(free) – di Paolo Balmas –
L’autorità svizzera di controllo per la libera concorrenza (Comco), ha accusato sette banche di aver cospirato e operato al fine di influenzare i prezzi dell’oro, dell’argento, del platino e del palladio. Tra queste, due sono svizzere (Ubs e Julius Baer), due britanniche (Hsbc e Barclays), una statunitense (Morgan Stanley), una tedesca (Deutsche Bank) e una giapponese (Mitsui).
L’apertura delle indagini avviene in un momento critico per il settore minerario, che ha conosciuto negli ultimi tempi un crollo dei prezzi e una generale crisi produttiva.
Contemporaneamente, si sta facendo largo una narrazione piuttosto superficiale, ovvero che il rallentamento delle capacità produttive cinesi avrebbe causato la crisi globale del settore, poiché la Cina è il primo consumatore dei maggiori prodotti minerari e avrebbe causato un insostenibile calo della domanda.
Se da un lato è difficile rintracciare le reali cause, dall’altro è semplice constatare gli effetti.
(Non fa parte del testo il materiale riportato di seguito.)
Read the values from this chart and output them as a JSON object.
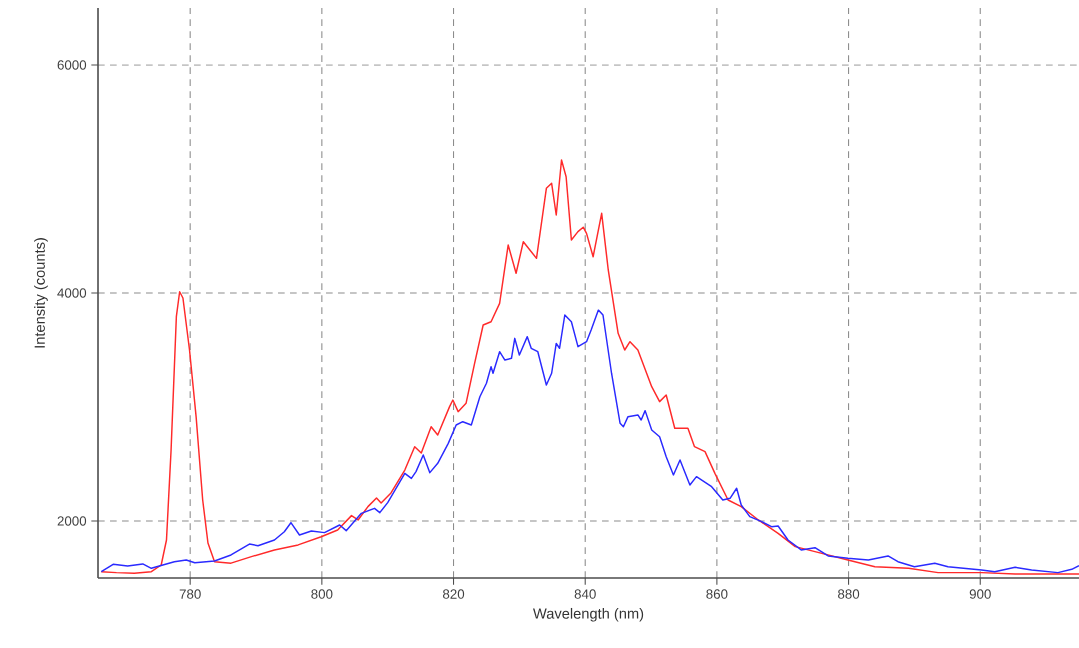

Ciò che sta accadendo nel settore minerario, fra le altre cose, è un sistematico assorbimento delle imprese che non riescono a sopravvivere da parte delle più floride, ovvero quelle più sostenute dal sistema finanziario delle banche.
Tuttavia, in questi tempi incerti, anche i colossi delle miniere come la britannica Glencore accusano gli effetti del mercato delle materie prime e rischiano di aumentare la propria dipendenza dagli istituti di credito, nonché un downgrade da parte delle agenzie di rating statunitensi.